New Zealand’s foreign policy independence has been a hard-won thing. Both in terms of external factors – yet also, importantly, in terms of convincing our own population that it’s actually a worthwhile thing to have. Once upon a time, after all, “Where She Goes, We Go” was the watchword. And even after we were betrayed by Britain some two decades later, people here still didn’t quite get the message that really … we’re on our own.
It took, as I say, the tangible and irrefutable demonstration of these things over several decades to really get most New Zealanders on board with the notion that NZ foreign policy being run in New Zealand’s interests rather than Washington’s or London’s or even Canberra’s … was the ideal way for us to go.

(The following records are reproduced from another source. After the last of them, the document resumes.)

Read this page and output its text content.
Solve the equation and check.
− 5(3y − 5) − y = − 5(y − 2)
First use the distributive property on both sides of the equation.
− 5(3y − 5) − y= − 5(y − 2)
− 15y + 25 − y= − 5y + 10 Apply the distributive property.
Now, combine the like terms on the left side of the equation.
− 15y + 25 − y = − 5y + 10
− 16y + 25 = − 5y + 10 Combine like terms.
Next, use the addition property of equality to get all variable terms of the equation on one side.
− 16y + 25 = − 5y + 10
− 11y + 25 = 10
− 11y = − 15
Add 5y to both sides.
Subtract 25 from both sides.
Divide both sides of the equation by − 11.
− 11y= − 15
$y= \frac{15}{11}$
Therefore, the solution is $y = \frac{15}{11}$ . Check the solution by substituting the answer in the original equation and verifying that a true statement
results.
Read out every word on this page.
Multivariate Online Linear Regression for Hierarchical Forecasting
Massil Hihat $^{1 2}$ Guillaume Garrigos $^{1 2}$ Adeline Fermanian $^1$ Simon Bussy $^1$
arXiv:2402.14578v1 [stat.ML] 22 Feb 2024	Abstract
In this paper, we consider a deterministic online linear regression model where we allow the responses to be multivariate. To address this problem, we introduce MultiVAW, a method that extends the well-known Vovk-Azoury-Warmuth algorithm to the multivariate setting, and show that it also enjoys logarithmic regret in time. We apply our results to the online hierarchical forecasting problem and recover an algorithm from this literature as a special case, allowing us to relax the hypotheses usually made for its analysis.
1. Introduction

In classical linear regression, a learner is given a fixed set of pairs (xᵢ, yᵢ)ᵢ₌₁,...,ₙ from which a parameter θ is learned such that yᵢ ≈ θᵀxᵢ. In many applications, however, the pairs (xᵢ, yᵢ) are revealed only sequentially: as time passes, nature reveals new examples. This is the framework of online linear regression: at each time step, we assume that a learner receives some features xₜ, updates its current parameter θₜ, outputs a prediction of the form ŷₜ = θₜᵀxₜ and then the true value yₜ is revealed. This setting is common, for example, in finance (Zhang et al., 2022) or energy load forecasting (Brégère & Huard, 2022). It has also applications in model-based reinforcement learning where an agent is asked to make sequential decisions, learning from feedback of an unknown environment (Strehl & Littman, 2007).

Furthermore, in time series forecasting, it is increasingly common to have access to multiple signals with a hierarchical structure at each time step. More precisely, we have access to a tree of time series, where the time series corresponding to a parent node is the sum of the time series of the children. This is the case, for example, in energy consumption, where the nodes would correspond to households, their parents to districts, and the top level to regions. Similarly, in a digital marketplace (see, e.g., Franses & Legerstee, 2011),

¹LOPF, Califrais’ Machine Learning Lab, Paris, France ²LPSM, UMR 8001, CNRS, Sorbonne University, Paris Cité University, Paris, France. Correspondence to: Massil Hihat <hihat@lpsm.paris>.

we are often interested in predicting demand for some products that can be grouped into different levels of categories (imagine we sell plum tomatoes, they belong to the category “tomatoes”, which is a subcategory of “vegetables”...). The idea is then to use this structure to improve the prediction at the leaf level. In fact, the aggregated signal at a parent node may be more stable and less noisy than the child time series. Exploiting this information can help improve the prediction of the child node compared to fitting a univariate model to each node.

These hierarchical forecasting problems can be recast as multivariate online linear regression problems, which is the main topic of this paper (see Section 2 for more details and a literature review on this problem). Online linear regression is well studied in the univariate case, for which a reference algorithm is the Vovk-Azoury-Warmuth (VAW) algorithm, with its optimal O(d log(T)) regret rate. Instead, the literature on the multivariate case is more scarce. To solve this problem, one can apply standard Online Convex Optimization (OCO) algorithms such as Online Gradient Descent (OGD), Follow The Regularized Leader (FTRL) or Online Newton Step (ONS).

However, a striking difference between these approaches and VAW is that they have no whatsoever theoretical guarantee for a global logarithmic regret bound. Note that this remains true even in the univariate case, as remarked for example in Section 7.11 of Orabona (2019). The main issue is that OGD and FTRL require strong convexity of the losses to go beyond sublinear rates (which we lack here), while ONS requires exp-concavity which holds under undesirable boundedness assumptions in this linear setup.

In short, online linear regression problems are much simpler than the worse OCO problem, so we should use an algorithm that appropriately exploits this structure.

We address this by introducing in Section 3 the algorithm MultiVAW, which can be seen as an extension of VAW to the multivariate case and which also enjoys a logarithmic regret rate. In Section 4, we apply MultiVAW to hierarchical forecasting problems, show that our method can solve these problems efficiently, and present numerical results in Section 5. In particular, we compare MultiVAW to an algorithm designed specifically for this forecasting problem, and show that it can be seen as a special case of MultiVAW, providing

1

It’s great that we’ve got improving relations with the US and UK – and I’m vaguely hopeful that maybe, just maybe, those long-dangled trade-deals with each of those spheres might finally start to eventuate … eventually …
But I do resolutely believe that it’s possible for us to continue to strengthen our friendships with them without tying ourselves to their ankles as the proverbial third (or in this case, fourth) wheel in a three-legged race which occasionally seems to lurch cliffward with reckless aplomb.
As for the Australians, as we so often like to say on both sides of the Tasman – “we’re family”. Even if it occasionally feels like they reckon us to be rather more distant cousins than close-relations.
Having a positive and co-operative regard for each others’ interests does not mean we have to be bound into approving of every single thing they might so happen to do.
In terms of our foreign policy – I genuinely believe that we’re far better served by pursuing just exactly that: our foreign policy, not someone else’s.
We recognize that some certain states are both something to be wary of – and an opportunity for useful engagement. As, funnily enough, do the Australians when they are being honest (seriously – check out the sheer size of their trade with China if you don’t believe me).
And we also recognize that merely because one is powerful does not necessarily make one right or wise – as proven, again, via the Americans’ (and UK’s and Australians’) previous enthusiasm for the invasion of Iraq.
By remaining outside the formal ‘tent’ of AUKUS (a name which, I noted earlier, is apparently phonetically equivalent to ‘Orcus’ – perhaps ominously for a figure of Oaths, Pacts, and the Nether Regions) we do not lose the ability to co-operate and engage productively with those who are inside said tent where it would clearly be both principled and of use to do so.
We don’t stop being friends (and/or family) with various of these polities simply because we’ve not chosen to join the group-marriage.
It simply means – we don’t give up our freedom to do the right thing as we perceive it, when we perceive it to be so.
A situation and scenario wherein, both in our own terms and in broader terms than ours, I do suspect that New Zealand’s critical judgement has proven rather more reliable than certain other powers of far greater heft from time to time.